Re: Queries to custom serde return 'NULL' until hiveserver2 restart

2018-09-11 Thread Jason Gerlowski
Hi all,

Thanks for the suggestion Gopal.  It turns out the error occurs on
both "SELECT *" and "SELECT col" queries.  The only sort of query that
seems safe are those with aggregations or other things that cause them
to be run as mr tasks (e.g. "SELECT SUM(price_f) FROM
my_external_table").  Logging out the column names as you suggested
doesn't turn up anything unexpected either.

I've tracked the unexpected 'NULL' values down to an early exit from
my SerDe's deserialize() method.  The first thing deserialize() does
is make sure that the received Writable can be cast to the particular
type it expects (LWDocumentWritable).  In my case, this instanceof
check is failing.  The method returns 'null', which gets displayed as
NULL in HiveCLI. (code pointer here:
https://github.com/lucidworks/hive-solr/blob/master/solr-hive-core/src/main/java/com/lucidworks/hadoop/hive/LWSerDe.java#L55)

Curious about what other Writable I could've been receiving, I logged
out the class details.  The name of the class matches the class I'm
expected (and checking for with 'instanceof').  Some more logging
showed that the class definitions were identical, but that the classes
came from different UDFClassLoader's, and were thus being treated as
different classes!  I thought (partially from the UDFClassLoader
itself), that each Hive session had access to one (and only one)
UDFClassLoader.  But whatever passes the Writable to my Serde's
deserialize() passes a class object loaded by a distinct
UDFClassLoader, which my SerDe then can't recognize.

(I drew this conclusion from some logging shared here:
https://pastebin.com/TwV0HPBA)

Is it a bug that my SerDe receives input from a different class
loader?
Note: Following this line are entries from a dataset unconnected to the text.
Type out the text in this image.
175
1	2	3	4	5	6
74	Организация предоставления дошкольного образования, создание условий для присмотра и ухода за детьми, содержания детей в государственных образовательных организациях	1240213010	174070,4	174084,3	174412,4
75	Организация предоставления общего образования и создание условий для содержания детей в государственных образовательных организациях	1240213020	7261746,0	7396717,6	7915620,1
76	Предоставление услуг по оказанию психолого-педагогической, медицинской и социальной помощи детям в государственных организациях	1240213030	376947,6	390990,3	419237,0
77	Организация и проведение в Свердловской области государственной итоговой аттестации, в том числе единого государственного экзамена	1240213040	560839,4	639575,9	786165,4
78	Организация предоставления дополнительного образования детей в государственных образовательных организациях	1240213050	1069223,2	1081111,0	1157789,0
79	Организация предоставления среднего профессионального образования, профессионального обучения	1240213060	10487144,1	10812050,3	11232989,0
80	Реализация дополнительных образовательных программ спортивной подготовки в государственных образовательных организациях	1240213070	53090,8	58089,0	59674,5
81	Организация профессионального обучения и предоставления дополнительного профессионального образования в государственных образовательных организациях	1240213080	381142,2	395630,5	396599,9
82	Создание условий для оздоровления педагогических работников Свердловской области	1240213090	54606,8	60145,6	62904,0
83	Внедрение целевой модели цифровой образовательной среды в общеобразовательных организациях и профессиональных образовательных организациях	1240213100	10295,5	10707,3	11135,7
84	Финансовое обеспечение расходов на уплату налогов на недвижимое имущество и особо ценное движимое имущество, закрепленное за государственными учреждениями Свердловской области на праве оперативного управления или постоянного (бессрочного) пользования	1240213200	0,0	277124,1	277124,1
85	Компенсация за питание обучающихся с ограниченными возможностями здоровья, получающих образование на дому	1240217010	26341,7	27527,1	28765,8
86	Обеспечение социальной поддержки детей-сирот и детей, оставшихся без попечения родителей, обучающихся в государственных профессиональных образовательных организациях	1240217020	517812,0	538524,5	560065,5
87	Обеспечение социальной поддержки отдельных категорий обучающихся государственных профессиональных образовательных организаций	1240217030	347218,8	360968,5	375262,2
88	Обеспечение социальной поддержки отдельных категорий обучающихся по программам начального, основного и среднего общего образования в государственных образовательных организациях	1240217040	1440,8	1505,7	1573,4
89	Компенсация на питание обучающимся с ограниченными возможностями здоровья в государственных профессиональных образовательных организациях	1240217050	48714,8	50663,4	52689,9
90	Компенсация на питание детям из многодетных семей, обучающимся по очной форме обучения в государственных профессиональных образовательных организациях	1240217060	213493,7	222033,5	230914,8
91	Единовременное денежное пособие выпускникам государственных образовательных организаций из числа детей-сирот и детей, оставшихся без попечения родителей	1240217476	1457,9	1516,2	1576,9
Or am I misunderstanding the lifecycle/purpose of
UDFClassLoader instances?  Is there a more robust way to cast Writable
instances in a custom SerDe implementation?  Thanks in advance for any
clarification you can give.

Best,

Jason
On Mon, Sep 10, 2018 at 10:37 PM Gopal Vijayaraghavan  wrote:
>
> >query the external table using HiveCLI (e.g. SELECT * FROM
> >my_external_table), HiveCLI prints out a table with the correct
>
> If the error is always on a "select *", then the issue might be the SerDe's 
> handling of included columns.
>
> Check what you get for
>
> colNames = 
> Arrays.asList(tblProperties.getProperty(serdeConstants.LIST_COLUMNS).split(","));
>
> Or to confirm it, try doing "Select col from table" instead of "*".
>
> Cheers,
> Gopal
>
>


Re: Queries to custom serde return 'NULL' until hiveserver2 restart

2018-09-10 Thread Gopal Vijayaraghavan
>query the external table using HiveCLI (e.g. SELECT * FROM
>my_external_table), HiveCLI prints out a table with the correct

If the error is always on a "select *", then the issue might be the SerDe's 
handling of included columns.

Check what you get for  

colNames = 
Arrays.asList(tblProperties.getProperty(serdeConstants.LIST_COLUMNS).split(","));

Or to confirm it, try doing "Select col from table" instead of "*".

Cheers,
Gopal